Loi Travail : "Je ne suis pas un sergent-chef !", lance Philippe Martinez

Loi Travail : "Je ne suis pas un sergent-chef !", lance Philippe Martinez
Philippe Martinez (ici le 31 mai à Fougères) n'a pas eu d'échanges avec Myriam El Khomri.

, publié le lundi 13 juin 2016 à 08h47

- Figure de la mobilisation contre la loi Travail, le secrétaire général de la CGT Philippe Martinez a douché les espoirs de ceux qui espéraient un échange imminent entre lui et la ministre du Travail. Myriam El Khomri avait déclaré vendredi 10 juin être "prête à recevoir le Philippe Martinez dans la minute si cela peut permettre de lever tous les blocages".

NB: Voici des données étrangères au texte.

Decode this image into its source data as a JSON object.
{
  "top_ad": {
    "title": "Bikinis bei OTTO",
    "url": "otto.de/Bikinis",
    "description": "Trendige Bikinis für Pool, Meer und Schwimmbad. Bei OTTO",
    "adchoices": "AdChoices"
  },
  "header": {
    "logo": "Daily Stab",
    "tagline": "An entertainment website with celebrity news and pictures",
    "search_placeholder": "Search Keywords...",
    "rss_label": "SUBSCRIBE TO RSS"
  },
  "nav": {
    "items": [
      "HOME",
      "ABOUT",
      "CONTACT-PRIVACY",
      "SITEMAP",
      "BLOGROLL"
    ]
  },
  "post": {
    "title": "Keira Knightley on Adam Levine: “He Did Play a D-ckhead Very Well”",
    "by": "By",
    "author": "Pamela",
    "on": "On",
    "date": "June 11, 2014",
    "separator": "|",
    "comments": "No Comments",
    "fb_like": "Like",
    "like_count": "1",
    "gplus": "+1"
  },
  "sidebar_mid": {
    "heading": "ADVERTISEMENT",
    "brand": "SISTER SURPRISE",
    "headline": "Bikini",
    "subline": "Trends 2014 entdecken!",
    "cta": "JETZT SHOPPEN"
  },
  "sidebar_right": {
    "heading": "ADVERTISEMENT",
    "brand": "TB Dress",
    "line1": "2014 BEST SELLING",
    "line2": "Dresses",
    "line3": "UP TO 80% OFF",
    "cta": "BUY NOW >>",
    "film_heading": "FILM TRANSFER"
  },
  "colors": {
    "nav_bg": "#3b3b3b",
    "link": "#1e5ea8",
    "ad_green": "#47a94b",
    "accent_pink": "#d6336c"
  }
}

"Elle ne m'a pas appelé", a répondu le syndicaliste lundi matin sur Europe 1. Interrogé sur ses échanges avec les membres de son syndicat, ce dernier a également indiqué qu'il n'était "pas un "sergent-chef qui dit c'est comme ça et pas autrement". -

Un coup d'épée dans l'eau. L'esquisse de porte ouverte entrevue entre le gouvernement et la CGT n'a abouti à aucune rencontre entre les deux camps pendant le week-end, alors que le syndicat a promis une "énorme mobilisation" mardi 14 juin, à l'occasion d'une nouvelle journée d'action. "Je n'ai rien fait croire", se défend Martinez. "Elle (Myriam El Khomri, ndlr) a mon numéro de téléphone, je suis disponible", a t-il encore ajouté.

"TROIS MOIS" DE MOBILISATION, "PAS DE DIALOGUE"

Le leader de la CGT a contourné l'attaque de Laurent Berger, secrétaire général de la CFDT, qui a estimé que les blocages contre le loi Travail "viennent de salariés et d'agents qui ne sont pas concernés par le projet de loi", et a déploré "un jeu de rôles" entre la CGT et le gouvernement, en dénonçant des "postures" prises par la CGT. "Laurent Berger dit ce qu'il veut". "Ça fait trois mois qu'on demande à discuter", lui répond Philippe Martinez, se félicitant toutefois de la rencontre programmée entre le syndicat et le gouvernement.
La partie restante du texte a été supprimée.